I promised myself I would write
more upbeat, happy essays. After all, life is too short to wallow in sadness. And
I did claim this blog was mostly about the amusing things in life with only an occasional
dose of seriosity.
But then I turn on the news
and see the funerals of little children.
Local news is no better. If they
are not covering the national tragedy in Connecticut ,
they are reporting on local violence and threats to schools in Jefferson and other
counties in Kentucky .
Meanwhile, the front page
headline of Louisville ’s Courier Journal proclaims
drastic budget cuts in Kentucky
to school safety. A Kentucky state
representative is quoted as saying we “need to study” what happened in Connecticut before we
think about putting more money into school safety.
We aren’t back in the 1700’s,
which incidentally is when the Second Amendment was adopted, and when stagecoaches
and the Pony Express carried the news. Don’t we already know what happened?

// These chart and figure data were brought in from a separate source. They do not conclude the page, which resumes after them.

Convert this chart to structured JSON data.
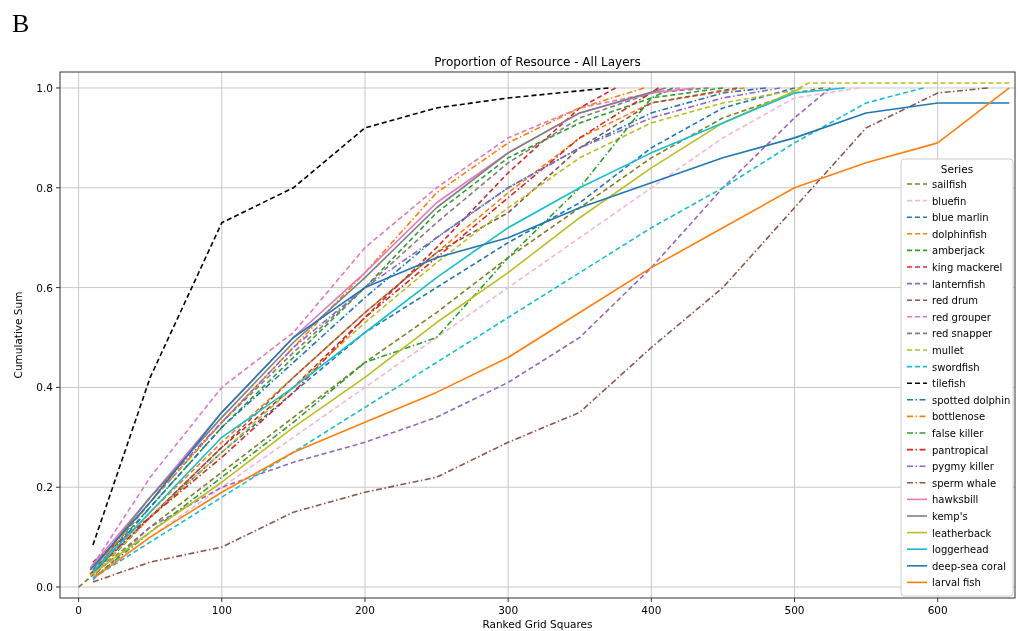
{
  "chart_data": {
    "type": "line",
    "title": "Proportion of Resource - All Layers",
    "xlabel": "Ranked Grid Squares",
    "ylabel": "Cumulative Sum",
    "legend_title": "Series",
    "annotations": [
      "B"
    ],
    "xlim": [
      -13,
      654
    ],
    "xticks": [
      0,
      100,
      200,
      300,
      400,
      500,
      600
    ],
    "ylim": [
      -0.022,
      1.032
    ],
    "yticks": [
      {
        "value": 0,
        "label": "0.0"
      },
      {
        "value": 0.2,
        "label": "0.2"
      },
      {
        "value": 0.4,
        "label": "0.4"
      },
      {
        "value": 0.6,
        "label": "0.6"
      },
      {
        "value": 0.8,
        "label": "0.8"
      },
      {
        "value": 1,
        "label": "1.0"
      }
    ],
    "grid": true,
    "legend": "bottom right",
    "series": [
      {
        "name": "sailfish",
        "color": "#7f7f2a",
        "line_style": "dashed",
        "x": [
          0,
          10,
          50,
          100,
          150,
          200,
          250,
          300,
          350,
          400,
          450,
          500,
          520
        ],
        "values": [
          0,
          0.024,
          0.12,
          0.23,
          0.34,
          0.45,
          0.55,
          0.66,
          0.76,
          0.86,
          0.94,
          0.99,
          1
        ]
      },
      {
        "name": "bluefin",
        "color": "#f7b6d2",
        "line_style": "dashed",
        "x": [
          10,
          50,
          100,
          150,
          200,
          250,
          300,
          350,
          400,
          450,
          500,
          545
        ],
        "values": [
          0.02,
          0.1,
          0.2,
          0.3,
          0.4,
          0.5,
          0.6,
          0.7,
          0.8,
          0.9,
          0.98,
          1
        ]
      },
      {
        "name": "blue marlin",
        "color": "#1f77b4",
        "line_style": "dashed",
        "x": [
          10,
          50,
          100,
          150,
          200,
          250,
          300,
          350,
          400,
          450,
          500
        ],
        "values": [
          0.028,
          0.14,
          0.27,
          0.39,
          0.51,
          0.6,
          0.69,
          0.77,
          0.88,
          0.96,
          1
        ]
      },
      {
        "name": "dolphinfish",
        "color": "#ff7f0e",
        "line_style": "dashed",
        "x": [
          16,
          50,
          100,
          150,
          200,
          250,
          300,
          350,
          400,
          465
        ],
        "values": [
          0.045,
          0.15,
          0.29,
          0.42,
          0.55,
          0.67,
          0.79,
          0.9,
          0.97,
          1
        ]
      },
      {
        "name": "amberjack",
        "color": "#2ca02c",
        "line_style": "dashed",
        "x": [
          10,
          50,
          100,
          150,
          200,
          250,
          300,
          350,
          400,
          450
        ],
        "values": [
          0.033,
          0.16,
          0.32,
          0.46,
          0.6,
          0.75,
          0.86,
          0.93,
          0.98,
          1
        ]
      },
      {
        "name": "king mackerel",
        "color": "#d62728",
        "line_style": "dashed",
        "x": [
          10,
          50,
          100,
          150,
          200,
          250,
          300,
          350,
          375
        ],
        "values": [
          0.05,
          0.14,
          0.28,
          0.4,
          0.54,
          0.68,
          0.83,
          0.96,
          1
        ]
      },
      {
        "name": "lanternfish",
        "color": "#9467bd",
        "line_style": "dashed",
        "x": [
          10,
          50,
          100,
          150,
          200,
          250,
          300,
          350,
          400,
          450,
          500,
          525
        ],
        "values": [
          0.015,
          0.12,
          0.2,
          0.25,
          0.29,
          0.34,
          0.41,
          0.5,
          0.64,
          0.8,
          0.94,
          1
        ]
      },
      {
        "name": "red drum",
        "color": "#8c564b",
        "line_style": "dashed",
        "x": [
          12,
          50,
          100,
          150,
          200,
          250,
          300,
          350,
          400,
          460
        ],
        "values": [
          0.027,
          0.14,
          0.28,
          0.42,
          0.55,
          0.67,
          0.75,
          0.88,
          0.97,
          1
        ]
      },
      {
        "name": "red grouper",
        "color": "#e377c2",
        "line_style": "dashed",
        "x": [
          10,
          50,
          100,
          150,
          200,
          250,
          300,
          350,
          400,
          420
        ],
        "values": [
          0.044,
          0.22,
          0.4,
          0.51,
          0.68,
          0.8,
          0.9,
          0.96,
          0.99,
          1
        ]
      },
      {
        "name": "red snapper",
        "color": "#7f7f7f",
        "line_style": "dashed",
        "x": [
          12,
          50,
          100,
          150,
          200,
          250,
          300,
          350,
          400,
          440
        ],
        "values": [
          0.036,
          0.17,
          0.33,
          0.47,
          0.6,
          0.73,
          0.85,
          0.94,
          0.99,
          1
        ]
      },
      {
        "name": "mullet",
        "color": "#bcbd22",
        "line_style": "dashed",
        "x": [
          12,
          50,
          100,
          150,
          200,
          250,
          300,
          350,
          400,
          450,
          500,
          510,
          650
        ],
        "values": [
          0.029,
          0.14,
          0.27,
          0.4,
          0.53,
          0.65,
          0.76,
          0.86,
          0.93,
          0.97,
          0.995,
          1.01,
          1.01
        ]
      },
      {
        "name": "swordfish",
        "color": "#17becf",
        "line_style": "dashed",
        "x": [
          10,
          50,
          100,
          150,
          200,
          250,
          300,
          350,
          400,
          450,
          500,
          550,
          590
        ],
        "values": [
          0.018,
          0.09,
          0.18,
          0.27,
          0.36,
          0.45,
          0.54,
          0.63,
          0.72,
          0.8,
          0.89,
          0.97,
          1
        ]
      },
      {
        "name": "tilefish",
        "color": "#000000",
        "line_style": "dashed",
        "x": [
          10,
          50,
          100,
          150,
          200,
          250,
          300,
          370
        ],
        "values": [
          0.084,
          0.42,
          0.73,
          0.8,
          0.92,
          0.96,
          0.98,
          1
        ]
      },
      {
        "name": "spotted dolphin",
        "color": "#1f77b4",
        "line_style": "dashdot",
        "x": [
          12,
          50,
          100,
          150,
          200,
          250,
          300,
          350,
          400,
          450,
          480
        ],
        "values": [
          0.032,
          0.16,
          0.32,
          0.45,
          0.58,
          0.7,
          0.8,
          0.88,
          0.95,
          0.99,
          1
        ]
      },
      {
        "name": "bottlenose",
        "color": "#ff7f0e",
        "line_style": "dashdot",
        "x": [
          19,
          50,
          100,
          150,
          200,
          250,
          300,
          350,
          395
        ],
        "values": [
          0.064,
          0.17,
          0.33,
          0.48,
          0.63,
          0.79,
          0.89,
          0.96,
          1
        ]
      },
      {
        "name": "false killer",
        "color": "#2ca02c",
        "line_style": "dashdot",
        "x": [
          12,
          50,
          100,
          150,
          200,
          250,
          300,
          350,
          400,
          415
        ],
        "values": [
          0.022,
          0.11,
          0.22,
          0.33,
          0.45,
          0.5,
          0.66,
          0.8,
          0.98,
          1
        ]
      },
      {
        "name": "pantropical",
        "color": "#d62728",
        "line_style": "dashdot",
        "x": [
          8,
          50,
          100,
          150,
          200,
          250,
          300,
          350,
          405
        ],
        "values": [
          0.026,
          0.14,
          0.26,
          0.39,
          0.54,
          0.66,
          0.78,
          0.9,
          1
        ]
      },
      {
        "name": "pygmy killer",
        "color": "#9467bd",
        "line_style": "dashdot",
        "x": [
          14,
          50,
          100,
          150,
          200,
          250,
          300,
          350,
          400,
          450,
          490
        ],
        "values": [
          0.052,
          0.18,
          0.33,
          0.48,
          0.6,
          0.7,
          0.8,
          0.88,
          0.94,
          0.98,
          1
        ]
      },
      {
        "name": "sperm whale",
        "color": "#8c564b",
        "line_style": "dashdot",
        "x": [
          10,
          50,
          100,
          150,
          200,
          250,
          300,
          350,
          400,
          450,
          500,
          550,
          600,
          635
        ],
        "values": [
          0.01,
          0.05,
          0.08,
          0.15,
          0.19,
          0.22,
          0.29,
          0.35,
          0.48,
          0.6,
          0.76,
          0.92,
          0.99,
          1
        ]
      },
      {
        "name": "hawksbill",
        "color": "#e377c2",
        "line_style": "solid",
        "x": [
          8,
          50,
          100,
          150,
          200,
          250,
          300,
          350,
          400,
          430
        ],
        "values": [
          0.038,
          0.18,
          0.35,
          0.5,
          0.63,
          0.77,
          0.87,
          0.95,
          0.99,
          1
        ]
      },
      {
        "name": "kemp's",
        "color": "#7f7f7f",
        "line_style": "solid",
        "x": [
          10,
          50,
          100,
          150,
          200,
          250,
          300,
          350,
          410
        ],
        "values": [
          0.035,
          0.18,
          0.34,
          0.49,
          0.62,
          0.76,
          0.87,
          0.95,
          1
        ]
      },
      {
        "name": "leatherback",
        "color": "#bcbd22",
        "line_style": "solid",
        "x": [
          8,
          50,
          100,
          150,
          200,
          250,
          300,
          350,
          400,
          450,
          505
        ],
        "values": [
          0.023,
          0.11,
          0.21,
          0.32,
          0.42,
          0.53,
          0.63,
          0.74,
          0.84,
          0.93,
          1
        ]
      },
      {
        "name": "loggerhead",
        "color": "#17becf",
        "line_style": "solid",
        "x": [
          10,
          50,
          100,
          150,
          200,
          250,
          300,
          350,
          400,
          450,
          500,
          535
        ],
        "values": [
          0.03,
          0.15,
          0.3,
          0.4,
          0.51,
          0.62,
          0.72,
          0.8,
          0.87,
          0.93,
          0.99,
          1
        ]
      },
      {
        "name": "deep-sea coral",
        "color": "#1f77b4",
        "line_style": "solid",
        "x": [
          8,
          50,
          100,
          150,
          200,
          250,
          300,
          350,
          400,
          450,
          500,
          550,
          600,
          650
        ],
        "values": [
          0.034,
          0.17,
          0.35,
          0.5,
          0.6,
          0.66,
          0.7,
          0.76,
          0.81,
          0.86,
          0.9,
          0.95,
          0.97,
          0.97
        ]
      },
      {
        "name": "larval fish",
        "color": "#ff7f0e",
        "line_style": "solid",
        "x": [
          12,
          50,
          100,
          150,
          200,
          250,
          300,
          350,
          400,
          450,
          500,
          550,
          600,
          650
        ],
        "values": [
          0.021,
          0.1,
          0.19,
          0.27,
          0.33,
          0.39,
          0.46,
          0.55,
          0.64,
          0.72,
          0.8,
          0.85,
          0.89,
          1
        ]
      }
    ]
  }
}
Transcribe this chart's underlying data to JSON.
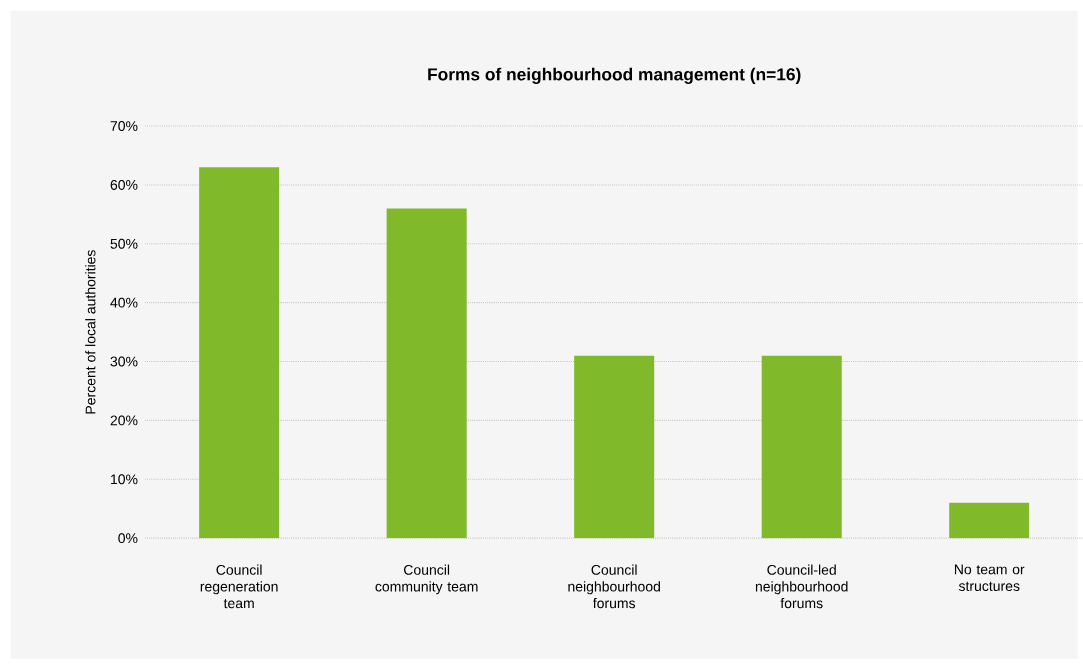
{
  "chart_data": {
    "type": "bar",
    "title": "Forms of neighbourhood management (n=16)",
    "ylabel": "Percent of local authorities",
    "categories": [
      "Council regeneration team",
      "Council community team",
      "Council neighbourhood forums",
      "Council-led neighbourhood forums",
      "No team or structures"
    ],
    "values": [
      63,
      56,
      31,
      31,
      6
    ],
    "color": "#80b929",
    "ylim": [
      0,
      70
    ],
    "yticks": [
      {
        "value": 0,
        "label": "0%"
      },
      {
        "value": 10,
        "label": "10%"
      },
      {
        "value": 20,
        "label": "20%"
      },
      {
        "value": 30,
        "label": "30%"
      },
      {
        "value": 40,
        "label": "40%"
      },
      {
        "value": 50,
        "label": "50%"
      },
      {
        "value": 60,
        "label": "60%"
      },
      {
        "value": 70,
        "label": "70%"
      }
    ],
    "grid": "y"
  }
}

A young male with easy access
to military style weaponry shot his way into a locked school and massacred little
children. Back in the 1700’s I suppose we would have called out the Calvary and blamed the Indians for rampaging. Maybe we would
have evacuated families with children to a fort.
In the New York Times an
architect writes about how we should “harden” our schools like we have done for
airplane cockpits to keep the crazies with guns out. Or maybe we should just
make schools, movie theaters, churches, mosques, and shopping malls into fortresses, along with anywhere else a crazy person with legally-purchased automatic or semiautomatic weaponry
and accoutrements might go. That would take a lot more money and for
more than just school safety.
Oops, as my learned husband and another friend with historical creds have advised me, the Pony Express was not around until 1860, about eighty years after the Second Amendment was passed. But you get the point. When the 2nd Amendment went into effect our forbears' front-loading muskets were used to hunt for their dinner and defend against frontier "savages". And news was delivered by horseback riders.